The Diamond Collection, by Post Malone
Those who are aware of the record label drama between Post Malone and his label over the release of Twelve Carat Toothache will likely rightly view this short album of only nine songs as having the distinct air of contractual obligations about it. And there is nothing unreasonable about this view. It is common for labels to produce greatest hits albums in various shapes and sizes for past musicians whose masters they hold, and this is likely to be only the first and not the last for Post Malone. Indeed, no other artist has yet had eight diamond singles. This achievement seeks to frame Post Malone as one of the most notable artists of the last few years, and it is indeed an immense accomplishment. It is no surprise that Post Malone would seek to turn such success into a lucrative recording contract with the label that saw his greatest success, but it appears that is not to be, and this album will likely make Post Malone a free agent a bit past his peak success. By all accounts, Post Malone has been good about providing at least a few hit singles to his albums–even his last album had a couple of hits, and this collection has a new song to drive some interest in “Chemical.” Is this compilation a worthwhile one? Let’s find out.

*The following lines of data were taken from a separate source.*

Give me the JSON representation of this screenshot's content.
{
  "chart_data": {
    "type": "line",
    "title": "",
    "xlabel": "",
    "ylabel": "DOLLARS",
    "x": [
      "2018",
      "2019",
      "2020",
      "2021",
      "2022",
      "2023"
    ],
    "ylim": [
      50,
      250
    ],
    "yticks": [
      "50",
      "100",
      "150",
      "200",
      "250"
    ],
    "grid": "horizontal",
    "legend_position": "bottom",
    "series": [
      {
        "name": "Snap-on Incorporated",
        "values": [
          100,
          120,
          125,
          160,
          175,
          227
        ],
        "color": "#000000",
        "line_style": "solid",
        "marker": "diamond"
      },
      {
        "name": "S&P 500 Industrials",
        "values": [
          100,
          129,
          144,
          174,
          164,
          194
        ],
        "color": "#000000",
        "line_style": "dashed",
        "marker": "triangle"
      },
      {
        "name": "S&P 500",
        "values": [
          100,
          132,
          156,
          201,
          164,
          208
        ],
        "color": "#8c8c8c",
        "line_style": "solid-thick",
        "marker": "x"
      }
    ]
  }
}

This album, as mentioned before, is a short song of only nine songs. The songs are taken from Post Malone’s first three studio albums as well as one new song. The collection begins with Post Malone’s first hit, “White Iverson,” whose moody spoken word lyrics and braggadocio were easy to make fun of at first, but whose melancholy and drive make a lot more sense in the context of Post’s career. “Congratulations,” featuring Quavo, is a that might be viewed as more empty flexing, but it takes a dark view of the hard work and dedication needed to succeed and the envy and hatred such success causes. “I Fall Apart” is an honest and touching piano ballad featuring a lot of effects on Post’s voice that portray the heartbroken nature of Post Malone when dealing with matters of the heart. “Rockstar,” featuring 21 Savage, is another moody and atmospheric song that seems to portray being a rock star as being a joyless experience marked by drug use, promiscuity, violence, and conspicuous consumption. “Psycho,” featuring Ty Dolla $ign, provides an atmospheric listening experience with lyrics that show Post Malone in a feeling of paranoia fueled by alcohol abuse, expressing the belief that money doesn’t solve the problems that afflict the singer, but spending money on diamonds and cars and other items out of the absence of any better solutions. “Better Now” shows a thoughtful Post Malone reflecting on the fallout from a bad relationship where both partners are claiming that they are better now, even though there are still regrets and reflections on the past with continued dependence on drugs and alcohol to cope with life. “Sunflower – Spiderman: Into The Spiderverse” is one of the perfect soundtrack songs where Post Malone and Swae Lee combine to make a song that is often viewed as a devoted long song but which is a far darker song about broken people seeking solace in other broken people, but with a fear that love is not enough to make life better. “Circles,” one of the biggest hits of all time, as hard as it is to believe, is a beautiful but downcast song on a doomed relationship that it is impossible to let go of nonetheless. “Chemical,” the lone new song on this collection, features some lovely autotune and more reflection on the way that the chemical nature of attraction and the chemicals of smoking with someone draw people together, even those ill-suited to successful relationships.
To be sure, this collection is the absolute bare minimum of the greatest hits of Post Malone over the last five years or so. There are at least several other songs not included here that would have been easy enough to add and that may make their way to future collections. A couple of songs off of Hollywood’s Bleeding have more than a billion streams and may make the 1.5 billion streams soon enough that are required to earn diamond certification, and if that happens it would be good to see them added to this particular collection to make it a more sizable album, though it is unclear if that sort of plan is what the label has in mind. Listening to these songs allows one to reflect on the essential continuity of Post Malone over the course of his career in having made songs that express hopes for wealth and success but that are uniformly downcast when it comes to areas of mental health, the ability to cope with life’s struggles, or relationship melodrama. For all of the success that Post Malone has found in his career, one thing that is lacking in any of these songs is a sense of joy or real happiness. The lyrics and music of songs exist in a drug and alcohol-induced haze, but without a sense of uplift or progress, something that appears all too common when one looks at the careers of many artists of the past decade or more. Yet for all of the lack of progress, Post Malone’s desire to come to grips with and honestly express his state of mind and state of feeling is admirable in its honesty; rather than feeling angry at him as is the case with some other artists of this age, I just feel a sense of compassion for him and a desire that he might find peace and happiness.